Macrophage activation in acute exacerbation of idiopathic pulmonary fibrosis

• Published in: PloS one Vol. 10; no. 1; p. e0116775
• Main Authors: Schupp, Jonas Christian, Binder, Harald, Jäger, Benedikt, Cillis, Giuseppe, Zissel, Gernot, Müller-Quernheim, Joachim, Prasse, Antje
• Format: Journal Article
• Language: English
• Published: United States Public Library of Science 15.01.2015; Public Library of Science (PLoS)
• Subjects: Acceleration; Activation; Aged; Case-Control Studies; Chemokine CXCL1 - metabolism; Chemokines; Chemokines, CC - metabolism; Cytokines; Disease; Enzyme-linked immunosorbent assay; Female; Fibrosis; Gene expression; Health aspects; Humans; Idiopathic Pulmonary Fibrosis - metabolism; Idiopathic Pulmonary Fibrosis - pathology; IL-1β; Interleukins - metabolism; Macrophage Activation - physiology; Macrophages; Male; Medical prognosis; Middle Aged; Mortality; Neutrophils - metabolism; Neutrophils - pathology; Patients; Pulmonary fibrosis; Respiratory distress syndrome; Respiratory therapy; Respiratory tract diseases; Survival analysis; TNF inhibitors; Tomography; Tumor necrosis factor; Tumor Necrosis Factor-alpha - metabolism; Tumor necrosis factor-TNF; Germany
• ISSN: 1932-6203; 1932-6203
• DOI: 10.1371/journal.pone.0116775

Acute exacerbation (AE) of idiopathic pulmonary fibrosis (IPF) is a common cause of disease acceleration in IPF and has a major impact on mortality. The role of macrophage activation in AE of IPF has never been addressed before. We evaluated BAL cell cytokine profiles and BAL differential cell counts in 71 IPF patients w/wo AE and in 20 healthy volunteers. Twelve patients suffered from AE at initial diagnosis while sixteen patients developed AE in the 24 months of follow-up.

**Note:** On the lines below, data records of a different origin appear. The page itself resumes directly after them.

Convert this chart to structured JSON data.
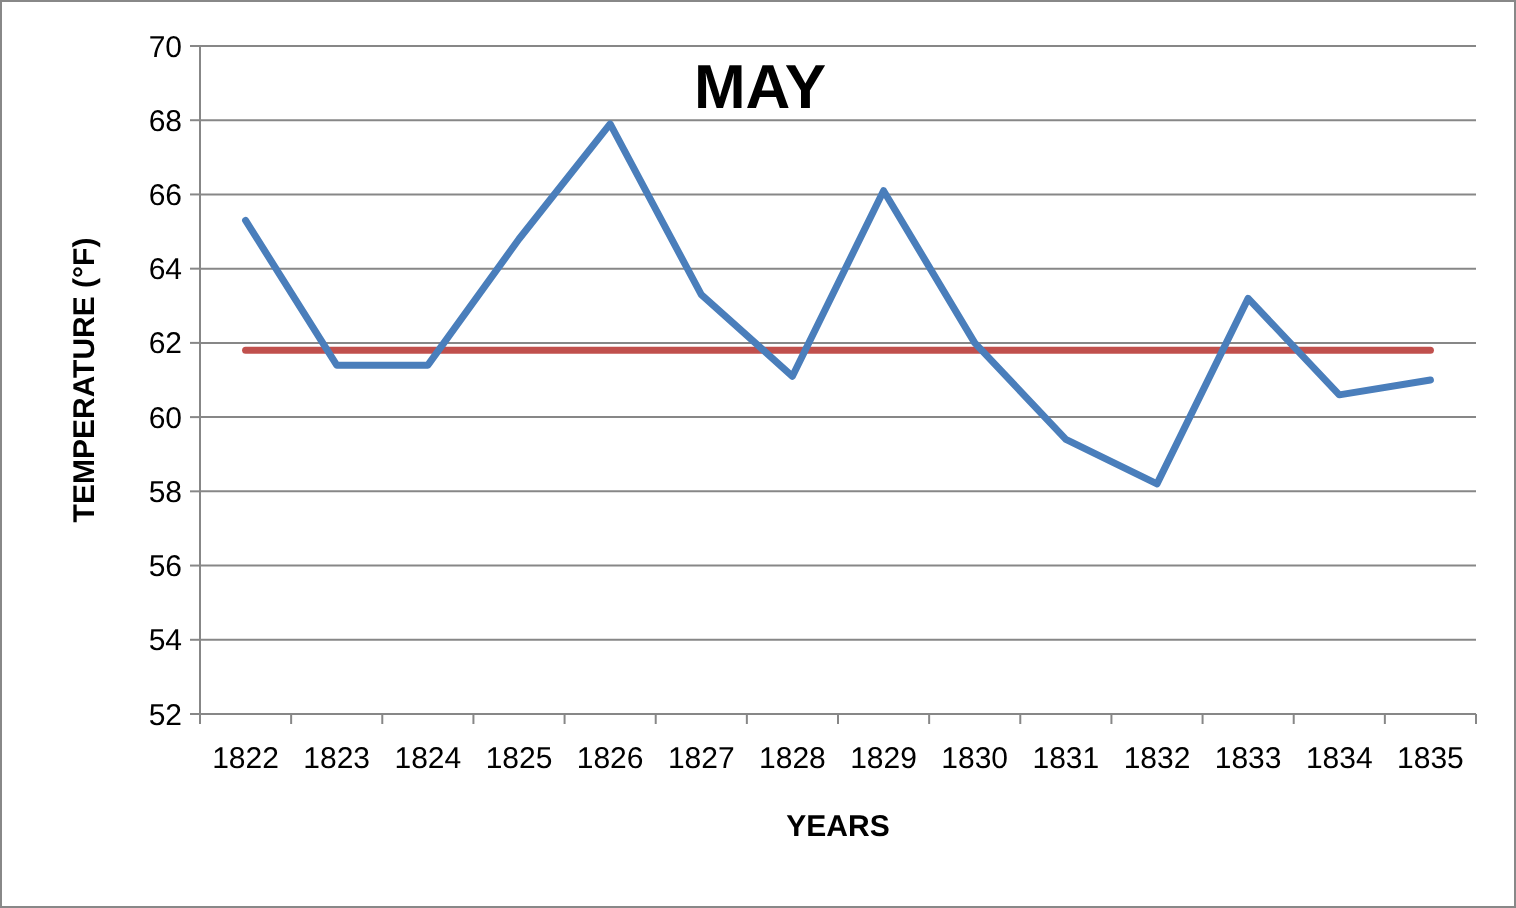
{
  "chart_data": {
    "type": "line",
    "title": "MAY",
    "xlabel": "YEARS",
    "ylabel": "TEMPERATURE (°F)",
    "categories": [
      "1822",
      "1823",
      "1824",
      "1825",
      "1826",
      "1827",
      "1828",
      "1829",
      "1830",
      "1831",
      "1832",
      "1833",
      "1834",
      "1835"
    ],
    "series": [
      {
        "color": "#4a7ebb",
        "values": [
          65.3,
          61.4,
          61.4,
          64.8,
          67.9,
          63.3,
          61.1,
          66.1,
          62.0,
          59.4,
          58.2,
          63.2,
          60.6,
          61.0
        ]
      }
    ],
    "ylim": [
      52,
      70
    ],
    "yticks": [
      52,
      54,
      56,
      58,
      60,
      62,
      64,
      66,
      68,
      70
    ],
    "grid": "y",
    "marker": "none",
    "line_style": "solid",
    "ref_lines": [
      {
        "axis": "y",
        "value": 61.8,
        "color": "#c0504d"
      }
    ]
  }
}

The levels of IL-1ra, CCL2, CCL17, CCL18, CCL22, TNF-α, IL-1β, CXCL1 and IL-8 spontaneously produced by BAL-cells were analysed by ELISA. In patients with AE, the percentage of BAL neutrophils was significantly increased compared to stable patients. We found an increase in the production rate of the pro-inflammatory cytokines CXCL1 and IL-8 combined with an increase in all tested M2 cytokines by BAL-cells. An increase in CCL18 levels and neutrophil counts during AE was observed in BAL cells from patients from whom serial lavages were obtained. Furthermore, high baseline levels of CCL18 production by BAL cells were significantly predictive for the development of future AE. BAL cell cytokine production levels at acute exacerbation show up-regulation of pro-inflammatory as well as anti-inflammatory/ M2 cytokines. Our data suggest that AE in IPF is not an incidental event but rather driven by cellular mechanisms including M2 macrophage activation.